I need more time to sketch this out fully, but I think a case can be made for a taxonomy-centric (or, perhaps more usefully, a biodiversity-centric) clone of PubMed Central.
Here are some reasons:
- PubMed Central has pioneered the use of XML to archive and publish scientific articles, specifically JATS XML. But the biodiversity literature comes in all sorts of formats, including several flavours of XML (such as SciElo XML, XML from OCR literature such as DjVu, ABBYY, and TEI, etc.)

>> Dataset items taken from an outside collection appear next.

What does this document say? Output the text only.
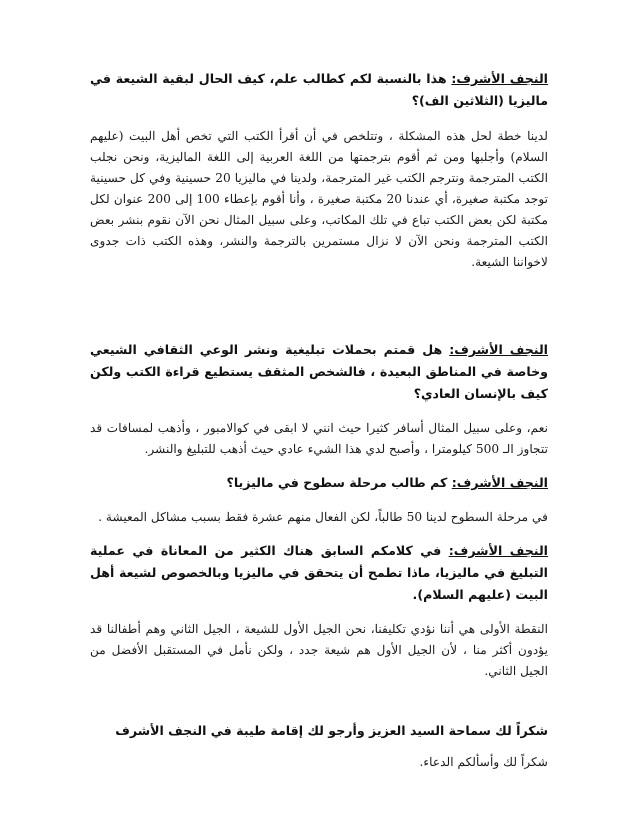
النجف الأشرف: هذا بالنسبة لكم كطالب علم، كيف الحال لبقية الشيعة في ماليزيا (الثلاثين الف)؟

لدينا خطة لحل هذه المشكلة ، وتتلخص في أن أقرأ الكتب التي تخص أهل البيت (عليهم السلام) وأجلبها ومن ثم أقوم بترجمتها من اللغة العربية إلى اللغة الماليزية، ونحن نجلب الكتب المترجمة ونترجم الكتب غير المترجمة، ولدينا في ماليزيا 20 حسينية وفي كل حسينية توجد مكتبة صغيرة، أي عندنا 20 مكتبة صغيرة ، وأنا أقوم بإعطاء 100 إلى 200 عنوان لكل مكتبة لكن بعض الكتب تباع في تلك المكاتب، وعلى سبيل المثال نحن الآن نقوم بنشر بعض الكتب المترجمة ونحن الآن لا نزال مستمرين بالترجمة والنشر، وهذه الكتب ذات جدوى لاخواننا الشيعة.

النجف الأشرف: هل قمتم بحملات تبليغية ونشر الوعي الثقافي الشيعي وخاصة في المناطق البعيدة ، فالشخص المثقف يستطيع قراءة الكتب ولكن كيف بالإنسان العادي؟

نعم، وعلى سبيل المثال أسافر كثيرا حيث انني لا ابقى في كوالامبور ، وأذهب لمسافات قد تتجاوز الـ 500 كيلومترا ، وأصبح لدي هذا الشيء عادي حيث أذهب للتبليغ والنشر.

النجف الأشرف: كم طالب مرحلة سطوح في ماليزيا؟

في مرحلة السطوح لدينا 50 طالباً، لكن الفعال منهم عشرة فقط بسبب مشاكل المعيشة .

النجف الأشرف: في كلامكم السابق هناك الكثير من المعاناة في عملية التبليغ في ماليزيا، ماذا تطمح أن يتحقق في ماليزيا وبالخصوص لشيعة أهل البيت (عليهم السلام).

النقطة الأولى هي أننا نؤدي تكليفنا، نحن الجيل الأول للشيعة ، الجيل الثاني وهم أطفالنا قد يؤدون أكثر منا ، لأن الجيل الأول هم شيعة جدد ، ولكن نأمل في المستقبل الأفضل من الجيل الثاني.

شكراً لك سماحة السيد العزيز وأرجو لك إقامة طيبة في النجف الأشرف

شكراً لك وأسألكم الدعاء.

- While Europe PMC is doing nice things with ORCIDs and entity extraction, it doesn't deal with the kinds of entities prevalent in the taxonomic literature (such as geographic localities, specimen codes, micro citations, etc.). Nor does it deal with extracting the core scientific statements that a taxonomic paper makes.
- Given that much of the taxonomic literature will be derived from OCR we need mechanisms to be able to edit and fix OCR errors, as well as markup errors in more recent XML-native documents. For example, we could envisage having XML stored on GitHub and open to editing.
- We need to embed taxonomic literature in our major biodiversity databases, rather than have it consigned to ghettos of individual small-scale digitisation project, or swamped by biomedical literature whose funding and goals may not align well with the biodiversity community (Europe PMC is funded primary by medical bodies).